The therapists that work at Maandeeq are Somalis who have gone to school in Turkey or Sudan and then returned to Mogadishu. Maandeeq has also contracted counselors from Kenya who do not speak Somali but can assist with preparing treatment plans and supervising group sessions.

Even just diagnosing a client can provide relief, Olad explains. People will come to her if they have been completely unable to sleep or if they are having debilitating back pain. Often in these instances, the patients have tried every other medical approach, and with Olad they will realize their physical agony is actually rooted in mental pain. Translating psychological terminology into Somali can be tricky, she says (for example, there’s no word for “bipolar” in Somali). To manage this, Olad will make PowerPoint presentations explaining to the patients what is happening in their brain. Most of Olad’s patients cannot afford counseling services and have splurged on the sessions to get a diagnosis. It can be frustrating, she notes, when a patient is unable to continue with treatment that is clearly helping them.


Olad meets with colleagues in Mogadishu’s Green Zone.

Besides one-on-one appointments, Maandeeq hosts casariya (a traditional Somali tea time), which are free group sessions with themes like “worry,” where men and women will meet for guided discussions. On October 14, 2017, the city was the site of one of the biggest terrorist attacks in world history when a bombing took the lives of at least 587 people—but because of lack of infrastructure to gather such information, the number could be much higher. On the one-year anniversary of the attack, Maandeeq hosted a psycho-education group session for Somali journalists. And now that Mogadishu is at the center of a political impasse and spats of armed clashes have threatened to return the country to civil war, Maandeeq has hosted a casariya for women to talk about their stresses.

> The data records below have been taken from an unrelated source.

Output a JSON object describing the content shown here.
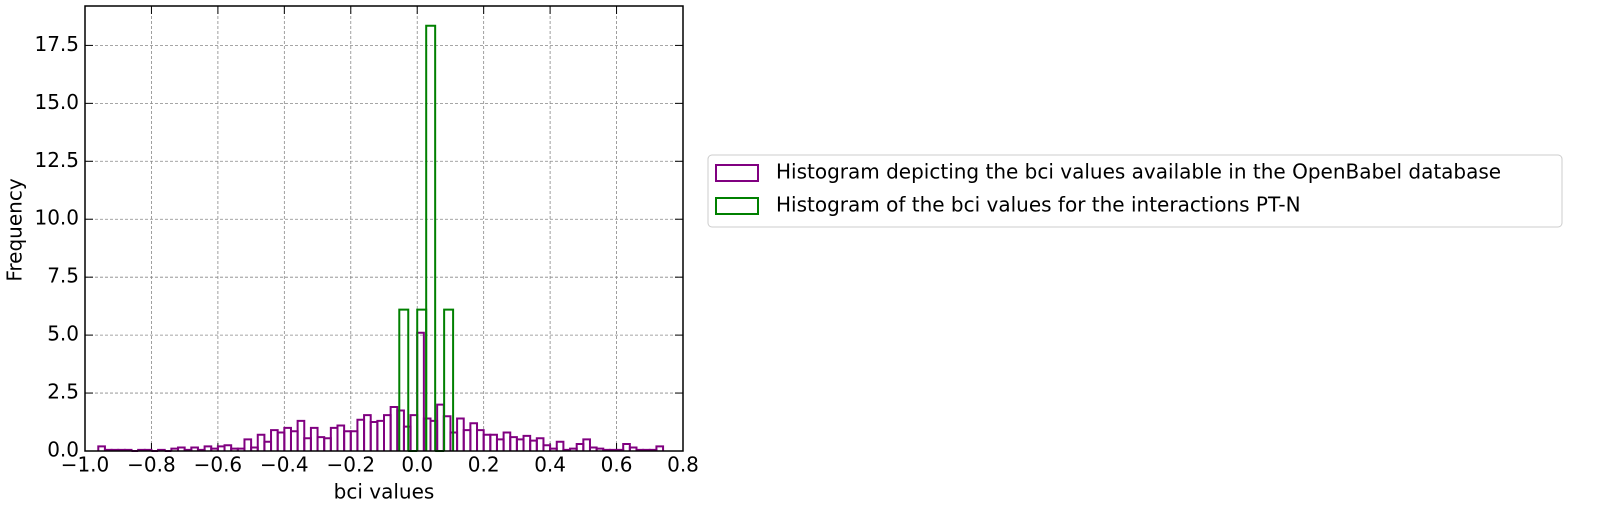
{
  "chart_data": {
    "type": "histogram",
    "xlabel": "bci values",
    "ylabel": "Frequency",
    "xlim": [
      -1.0,
      0.8
    ],
    "ylim": [
      0,
      19.2
    ],
    "xticks": [
      {
        "value": -1.0,
        "label": "−1.0"
      },
      {
        "value": -0.8,
        "label": "−0.8"
      },
      {
        "value": -0.6,
        "label": "−0.6"
      },
      {
        "value": -0.4,
        "label": "−0.4"
      },
      {
        "value": -0.2,
        "label": "−0.2"
      },
      {
        "value": 0.0,
        "label": "0.0"
      },
      0.2,
      0.4,
      0.6,
      0.8
    ],
    "yticks": [
      {
        "value": 0,
        "label": "0.0"
      },
      2.5,
      {
        "value": 5,
        "label": "5.0"
      },
      7.5,
      {
        "value": 10,
        "label": "10.0"
      },
      12.5,
      {
        "value": 15,
        "label": "15.0"
      },
      17.5
    ],
    "grid": true,
    "legend": "outside right",
    "series": [
      {
        "name": "Histogram depicting the bci values available in the OpenBabel database",
        "color": "#800080",
        "bins": [
          -0.96,
          -0.94,
          -0.92,
          -0.9,
          -0.88,
          -0.86,
          -0.84,
          -0.82,
          -0.8,
          -0.78,
          -0.76,
          -0.74,
          -0.72,
          -0.7,
          -0.68,
          -0.66,
          -0.64,
          -0.62,
          -0.6,
          -0.58,
          -0.56,
          -0.54,
          -0.52,
          -0.5,
          -0.48,
          -0.46,
          -0.44,
          -0.42,
          -0.4,
          -0.38,
          -0.36,
          -0.34,
          -0.32,
          -0.3,
          -0.28,
          -0.26,
          -0.24,
          -0.22,
          -0.2,
          -0.18,
          -0.16,
          -0.14,
          -0.12,
          -0.1,
          -0.08,
          -0.06,
          -0.04,
          -0.02,
          0.0,
          0.02,
          0.04,
          0.06,
          0.08,
          0.1,
          0.12,
          0.14,
          0.16,
          0.18,
          0.2,
          0.22,
          0.24,
          0.26,
          0.28,
          0.3,
          0.32,
          0.34,
          0.36,
          0.38,
          0.4,
          0.42,
          0.44,
          0.46,
          0.48,
          0.5,
          0.52,
          0.54,
          0.56,
          0.58,
          0.6,
          0.62,
          0.64,
          0.66,
          0.68,
          0.7,
          0.72,
          0.74
        ],
        "values": [
          0.2,
          0.05,
          0.05,
          0.05,
          0.05,
          0,
          0.05,
          0.05,
          0,
          0.05,
          0,
          0.1,
          0.15,
          0.05,
          0.15,
          0.05,
          0.2,
          0.1,
          0.2,
          0.25,
          0.1,
          0.1,
          0.5,
          0.15,
          0.7,
          0.4,
          0.9,
          0.8,
          1.0,
          0.85,
          1.3,
          0.55,
          1.0,
          0.6,
          0.55,
          1.0,
          1.1,
          0.85,
          0.85,
          1.35,
          1.55,
          1.25,
          1.3,
          1.55,
          1.9,
          1.75,
          1.05,
          1.55,
          5.1,
          1.4,
          1.3,
          2.0,
          1.5,
          0.8,
          1.4,
          0.9,
          1.2,
          0.9,
          0.7,
          0.7,
          0.5,
          0.8,
          0.6,
          0.5,
          0.65,
          0.45,
          0.55,
          0.25,
          0.1,
          0.4,
          0.05,
          0.1,
          0.3,
          0.5,
          0.15,
          0.1,
          0.05,
          0.05,
          0.05,
          0.3,
          0.15,
          0.05,
          0.05,
          0.05,
          0.2
        ]
      },
      {
        "name": "Histogram of the bci values for the interactions PT-N",
        "color": "#008000",
        "bins": [
          -0.054,
          -0.027,
          0.0,
          0.027,
          0.054,
          0.081,
          0.108
        ],
        "values": [
          6.1,
          0,
          6.1,
          18.35,
          0,
          6.1
        ]
      }
    ]
  }
}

“In Somalia today we see how a violent and painful past impacts not only individuals presently through many trauma responses, but also the collective through intergenerational trauma transmission,” says Angi Yoder-Maina, Ph.D., a peace-building practitioner who has spent 15 years designing trauma-informed approaches for communities in conflict across East Africa.

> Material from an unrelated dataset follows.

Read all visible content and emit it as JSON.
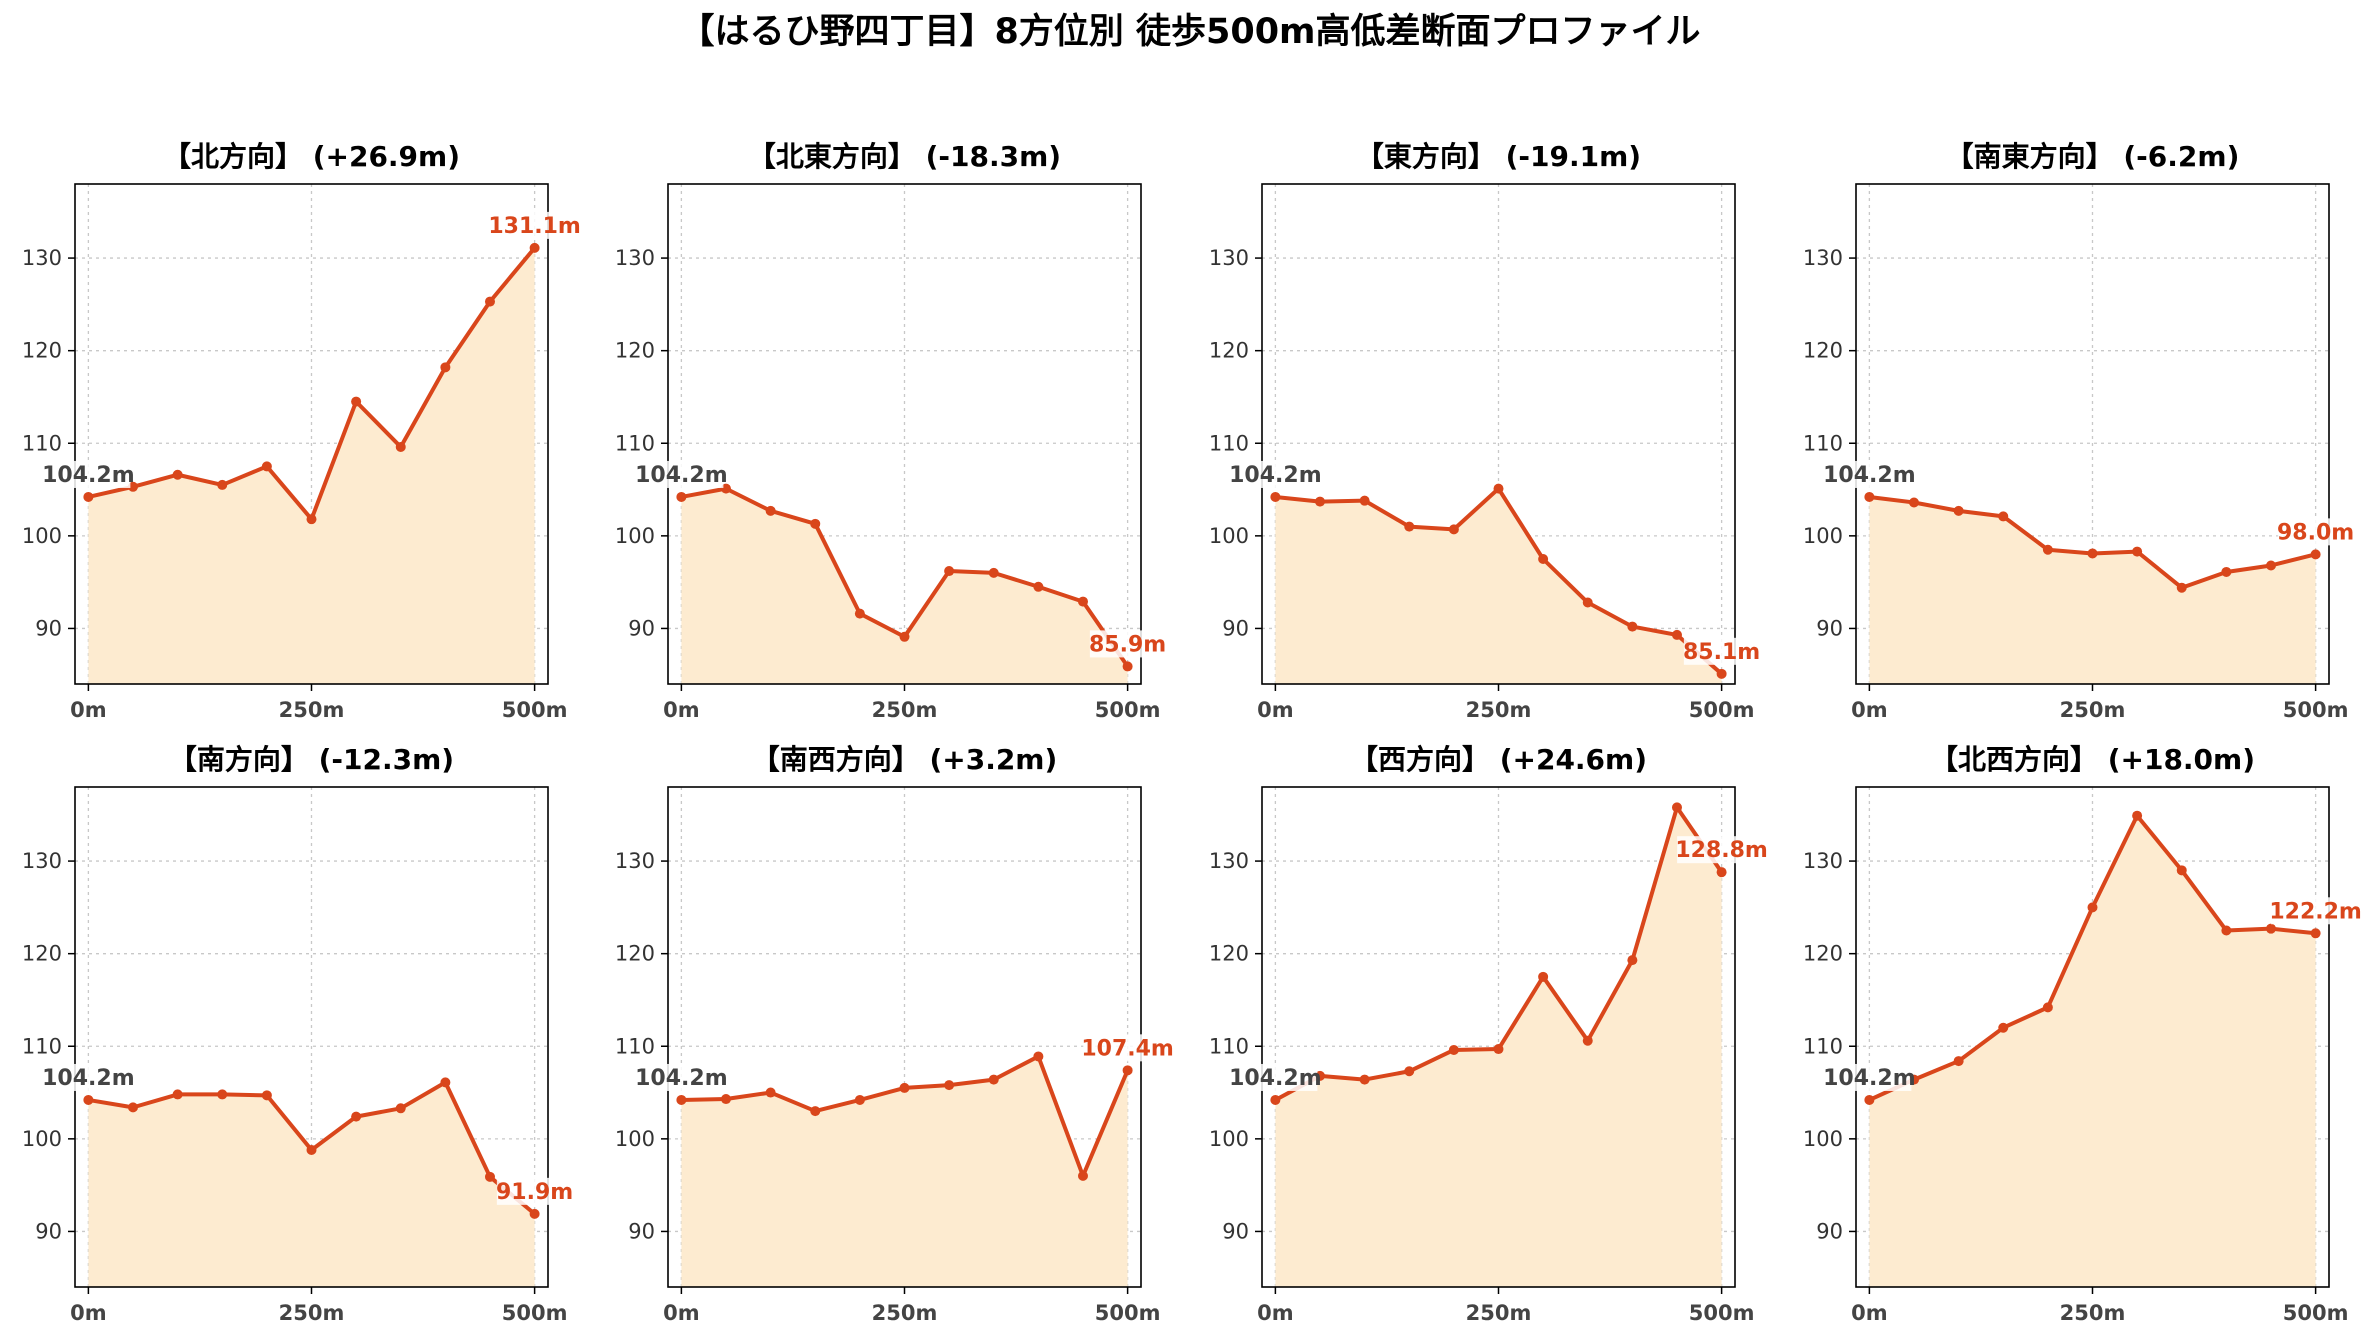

Maandeeq Mental Health Center and Training Institute now employs three therapists and has served more than 300 people.

Mogadishu sees some of the worst of the insecurity, with regular, nearly weekly reports of targeted murders and bombings, especially in upmarket hotels and restaurants, and armed clashes. Drivers on the roads that stretch into the city risk landmines. On top of this, unemployment in Somalia is astronomic, and the country is on the front lines of climate change, facing frequent shocks of extreme weather that overturn life’s rhythms.

“In developing countries and conflict or post-conflict settings, it’s not uncommon to find a general perception among communities that all mental health conditions require medication as means of treatment and management. This is not always the case,” explains Katy Wall, a regional mental health and psychosocial support technical advisor who works in East Africa with Save the Children, an international humanitarian organization.


Olad came up with Somali terminology for trauma, dhaawac yada qqrsoon, which translates to “hidden wounds,” helping clients understand what they might be experiencing.

“Somali people have experienced decades of traumatic events [but] they have a low suicide rate compared to developed countries,” Olad says. “Many people argue that Somalis are resilient. However, based on my clinical observation, people are dealing with invisible wounds that are impacting their daily interactions with others, how they behave, and how they think. Somali people need to heal from past traumatic events, and mental health should be a cross-cutting issue that reaches every level of society.”


Besides one on one appointments, Olad hosts casariya (a traditional Somali tea time), which are free group sessions with themes like “worry,” where men and women will meet for guided discussions.